Die abgezählten Mandeln beziehen sich auf die Außenwelt und die hier gemachten Erfahrungen, negative und positive. Doch auch in der positiven Erfahrung, dem „süßen Kern des Sommerrests“, steckt noch die Erinnerung an die Bitterkeit, nun verschoben und abgemildert zum „Salz auf den Lippen“. Es fällt auf, daß diese Feststellung in der sechsten Zeile gerade die Mitte des Gedichts bildet; sie trennt den Text in zwei Hälften: in der ersten wird das Bild- und Aussagefeld von den Mandeln, in der zweiten von den Feigen bestimmt.
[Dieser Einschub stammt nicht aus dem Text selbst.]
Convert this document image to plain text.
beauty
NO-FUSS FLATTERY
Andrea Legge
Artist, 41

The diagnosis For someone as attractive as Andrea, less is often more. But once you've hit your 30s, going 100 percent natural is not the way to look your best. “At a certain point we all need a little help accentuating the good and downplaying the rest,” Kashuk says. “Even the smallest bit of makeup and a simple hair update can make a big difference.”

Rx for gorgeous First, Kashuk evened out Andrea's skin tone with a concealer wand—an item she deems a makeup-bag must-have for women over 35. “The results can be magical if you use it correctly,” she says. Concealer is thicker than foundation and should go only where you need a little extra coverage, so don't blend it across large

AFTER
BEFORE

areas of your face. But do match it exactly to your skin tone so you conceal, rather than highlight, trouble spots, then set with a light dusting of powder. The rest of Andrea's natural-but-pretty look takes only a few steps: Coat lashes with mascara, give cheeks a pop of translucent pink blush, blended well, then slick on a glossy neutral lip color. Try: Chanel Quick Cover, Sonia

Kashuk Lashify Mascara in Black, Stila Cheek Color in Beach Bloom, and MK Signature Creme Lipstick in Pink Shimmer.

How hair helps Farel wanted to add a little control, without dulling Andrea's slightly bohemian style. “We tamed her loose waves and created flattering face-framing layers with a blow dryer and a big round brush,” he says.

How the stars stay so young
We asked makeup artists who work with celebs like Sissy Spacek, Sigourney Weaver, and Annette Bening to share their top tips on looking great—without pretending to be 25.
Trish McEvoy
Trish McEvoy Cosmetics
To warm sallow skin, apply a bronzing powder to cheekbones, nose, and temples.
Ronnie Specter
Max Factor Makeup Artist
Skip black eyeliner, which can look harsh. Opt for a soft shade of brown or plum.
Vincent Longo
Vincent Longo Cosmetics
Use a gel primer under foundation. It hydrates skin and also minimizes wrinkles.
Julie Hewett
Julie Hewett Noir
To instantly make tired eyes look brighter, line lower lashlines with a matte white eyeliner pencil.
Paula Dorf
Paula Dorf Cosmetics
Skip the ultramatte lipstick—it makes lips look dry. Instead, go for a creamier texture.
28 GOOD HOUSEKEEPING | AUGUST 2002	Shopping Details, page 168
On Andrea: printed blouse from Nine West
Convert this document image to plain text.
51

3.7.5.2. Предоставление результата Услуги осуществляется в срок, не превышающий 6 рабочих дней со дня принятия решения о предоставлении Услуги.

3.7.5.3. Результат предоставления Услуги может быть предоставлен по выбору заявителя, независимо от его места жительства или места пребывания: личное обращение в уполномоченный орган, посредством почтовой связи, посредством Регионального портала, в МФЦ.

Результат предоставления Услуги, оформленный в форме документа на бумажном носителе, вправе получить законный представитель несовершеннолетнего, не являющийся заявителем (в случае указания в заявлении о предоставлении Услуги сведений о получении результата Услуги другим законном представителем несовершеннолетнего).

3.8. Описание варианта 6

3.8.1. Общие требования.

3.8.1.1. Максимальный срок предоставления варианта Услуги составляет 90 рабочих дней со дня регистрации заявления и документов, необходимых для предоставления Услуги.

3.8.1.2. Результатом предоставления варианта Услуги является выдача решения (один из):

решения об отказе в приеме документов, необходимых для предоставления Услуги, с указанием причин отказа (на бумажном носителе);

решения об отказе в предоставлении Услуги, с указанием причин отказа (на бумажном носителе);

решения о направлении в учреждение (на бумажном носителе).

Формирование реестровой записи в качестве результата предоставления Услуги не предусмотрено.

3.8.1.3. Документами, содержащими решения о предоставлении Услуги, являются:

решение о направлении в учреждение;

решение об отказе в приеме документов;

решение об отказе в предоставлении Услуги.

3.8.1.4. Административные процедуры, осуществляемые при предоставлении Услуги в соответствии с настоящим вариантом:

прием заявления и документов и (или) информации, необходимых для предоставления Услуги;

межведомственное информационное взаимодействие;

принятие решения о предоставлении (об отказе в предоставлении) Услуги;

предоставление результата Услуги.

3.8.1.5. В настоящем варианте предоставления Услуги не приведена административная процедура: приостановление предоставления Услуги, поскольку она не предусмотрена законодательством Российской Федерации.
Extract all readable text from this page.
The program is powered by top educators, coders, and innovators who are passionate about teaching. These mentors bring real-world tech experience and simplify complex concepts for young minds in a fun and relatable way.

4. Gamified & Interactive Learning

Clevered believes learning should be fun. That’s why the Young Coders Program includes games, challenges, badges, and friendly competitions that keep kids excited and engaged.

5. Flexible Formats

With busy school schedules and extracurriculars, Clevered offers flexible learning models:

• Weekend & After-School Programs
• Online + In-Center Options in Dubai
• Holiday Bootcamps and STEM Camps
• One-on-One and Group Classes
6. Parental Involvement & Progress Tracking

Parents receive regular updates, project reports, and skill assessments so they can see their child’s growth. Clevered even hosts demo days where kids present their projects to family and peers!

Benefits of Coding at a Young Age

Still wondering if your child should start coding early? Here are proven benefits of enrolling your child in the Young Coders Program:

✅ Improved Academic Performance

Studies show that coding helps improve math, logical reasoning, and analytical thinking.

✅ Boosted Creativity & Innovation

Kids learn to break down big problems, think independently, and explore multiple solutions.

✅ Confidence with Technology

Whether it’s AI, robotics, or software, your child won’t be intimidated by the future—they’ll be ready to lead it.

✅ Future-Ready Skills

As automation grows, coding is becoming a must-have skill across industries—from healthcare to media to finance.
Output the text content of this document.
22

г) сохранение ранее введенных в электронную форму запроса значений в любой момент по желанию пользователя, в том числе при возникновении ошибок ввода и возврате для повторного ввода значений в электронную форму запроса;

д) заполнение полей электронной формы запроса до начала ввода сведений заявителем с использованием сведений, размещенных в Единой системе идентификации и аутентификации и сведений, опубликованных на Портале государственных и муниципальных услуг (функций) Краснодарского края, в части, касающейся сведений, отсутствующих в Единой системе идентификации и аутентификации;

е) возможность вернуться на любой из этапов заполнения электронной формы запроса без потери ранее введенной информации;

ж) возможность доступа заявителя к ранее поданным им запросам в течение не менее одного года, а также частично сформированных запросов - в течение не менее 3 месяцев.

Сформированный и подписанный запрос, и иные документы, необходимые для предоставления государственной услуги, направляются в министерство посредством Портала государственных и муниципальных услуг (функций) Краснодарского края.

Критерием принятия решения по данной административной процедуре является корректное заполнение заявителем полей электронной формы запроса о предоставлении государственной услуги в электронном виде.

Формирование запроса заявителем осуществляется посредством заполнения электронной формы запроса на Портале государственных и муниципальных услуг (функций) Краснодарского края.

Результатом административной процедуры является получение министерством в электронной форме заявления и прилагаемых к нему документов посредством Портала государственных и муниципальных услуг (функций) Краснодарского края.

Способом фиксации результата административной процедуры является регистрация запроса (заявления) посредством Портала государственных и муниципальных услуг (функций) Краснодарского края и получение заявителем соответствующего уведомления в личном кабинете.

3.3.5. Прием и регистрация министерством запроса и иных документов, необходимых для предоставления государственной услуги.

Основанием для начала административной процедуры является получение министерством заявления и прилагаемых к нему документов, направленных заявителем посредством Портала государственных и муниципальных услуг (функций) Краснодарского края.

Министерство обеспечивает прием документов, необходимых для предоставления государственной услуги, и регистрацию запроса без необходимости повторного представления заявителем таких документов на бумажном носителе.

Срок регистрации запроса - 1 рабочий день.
Der, wenn man will, kontemplativere erste Teil schlägt in dem zweiten in einen frenetischen Lebenshunger um: alles Leben wird geradezu zwanghaft dem Inneren einverleibt. Nichtsdestoweniger bleiben die negativen Signale anwesend: es ist der Westwind, der die Feigenbäume schüttelt, es sind außerdem „zerplatzende Früchte“, die „hineingestopft“ werden; das lyrische Ich weiß sich selbst „verklebt und besudelt“. Tod und Leben, Ende und Anfang, Herbst und Sommer, Zerstörung und Zeugung kommen aus einer Frucht oder einem Kern. Der Pfad in Eftalu, einem kleinen Ort auf der Insel Lesbos, erweist sich als Lebens- und Todespfad zugleich.
Der Text gehört nicht von ungefähr zu dem Zyklus „Elegie auf Lesbos“, den Margarete Hannsmann in Erinnerung an ihren 1981 verstorbenen Lebensgefährten, den Holzschneider und Graphiker HAP Grieshaber, geschrieben hat. Der Tote ist, wie es in einem anderen Gedicht heißt, in allem, im „Eingeweide der aufgeplatzten / Feigen im Baum“ und „im Lila des Herbstes“. Während der Verstorbene in den meisten Gedichten des Zyklus angeredet wird, scheint er in „Pfad in Eftalu“ nur indirekt anwesend. Worte wie „Salz“ und „Feigen“ verweisen deutlich auf frühere Texte der Gedichtgruppe und beziehen von daher ihren Zusammenhang.
Zu Beginn des Zyklus gesteht die Autorin, sie wolle den Toten von Lesbos, der Insel der Sappho und so mancher antiker Lyriker, fernhalten, aber er wird gerade hier, am geheiligten Ort der griechischen Poesie, zum Anlaß der elegischen Klage und der poetischen „Verherrlichung“. Doch Margarete Hannsmann teilt nicht mehr den poetischen Glauben von Schillers „Nänie“, wo eben als „herrlich“ gefeiert wird, „auch ein Klaglied zu sein im Mund der Geliebten“.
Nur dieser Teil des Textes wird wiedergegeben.